Were Atticus to talk honestly, he thought, he’d say he was alone all the time and this was his son whom he loved and ached for, and heaven was where he was, and Atticus hated himself, as he always did, for insisting and teaching and holding up standards and seeming to want Scott to be him, when all he wanted was for Scott to be happy and to know he was loved and loved and loved. “Shall I change the subject?” he asked.
"Work it to death if you want?”
I'm still working, slogging, pounding (and being pounded) my way through Willard's Divine Conspiracy. He, like Peterson, Buechner, Chesterton, Kathleen Norris, is dizzyingly quotable.
"One of the most telling things about contemporary human beings is that they cannot find a reason for not committing adultery. Yet intimacy is a spiritual hunger of the human soul, and we cannot escape it. This has always been true and remains true today. We now keep hammering the sex button in the hope that a little intimacy might finally dribble out. In vain. For intimacy comes only within the framework of an individualized faithfulness within the kingdom of God" (163).
And again:
"We must recognize, first of all, that the aim of the popular teacher in Jesus' time was not to impart information, but to make a significant change in the lives of the hearers. Of course that may require an information transfer, but it is a peculiarly modern notion that the aim of teaching is to bring people to know things that may have no effect at all on their lives" (112).

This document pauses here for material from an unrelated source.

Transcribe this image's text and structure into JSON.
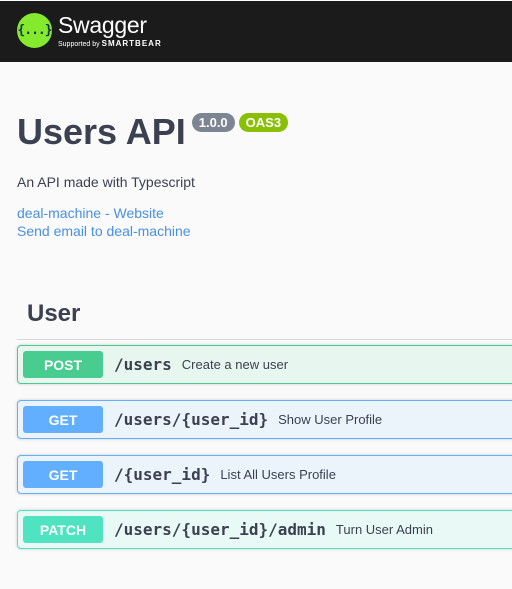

In my latest raid of Half Price Books I also picked up Ralph Ellison's Invisible Man, Alice McDermott's Charming Billy, John Updike's In the Beauty of the Lilies, and, serendipitously, Updike's edited work of The Best American Short Stories of the Century which begins with Benjamin Rosenblatt's "Zelig" in 1915 and ends with Pam Houston's "The Best Girlfriend You Never Had" in 1999. I love this statement by Updike in his introduction:
"I tried not to select stories because they illustrated a theme or portion of the national experience but because they struck me as lively, beautiful, believable, and, in the human news they brought, important."
That's such a sweet, blessed thing to hear.
Lastly but not leastly I'm capering my way through The Pocket Stylist: Behind-the-Scenes Expertise from a Fashion Pro on Creating Your Own Look by Kendall Farr. Every man should own a copy. Women too. Where else, pray tell, will you get this kind of advice?
"Style is not only the province of iconic swans like Audrey Hepburn or Jacqueline Onassis, it is learned behavior and a simple and gradual process of training your eye to lock onto your best silhouettes and proportions in any season, any year."
You see? It's good stuff! I mean, c'mon, that sounds like something even Dallas Willard would say. For Phaedra and me it's building all kinds of stylistic fun into our relationship. So man or woman: get yourself a copy and fret no more about your circle skirts, tailored pants, boat necks, pea coats, cape sleeves, bombers and empires and flares--it all comes under the lordship of a whimsical Christ. Know thyself and be free.
(PHOTO: my old small group displaying a great sense of fashion around Halloween '06.)
Comments
But then, maybe that's part of why the arts are so lacking in the American Church: The Church has focused too much on the theology, putting too little interest into the practical.
(great tip on the 'style' book, too...that's a whole genre i'd never even considered!)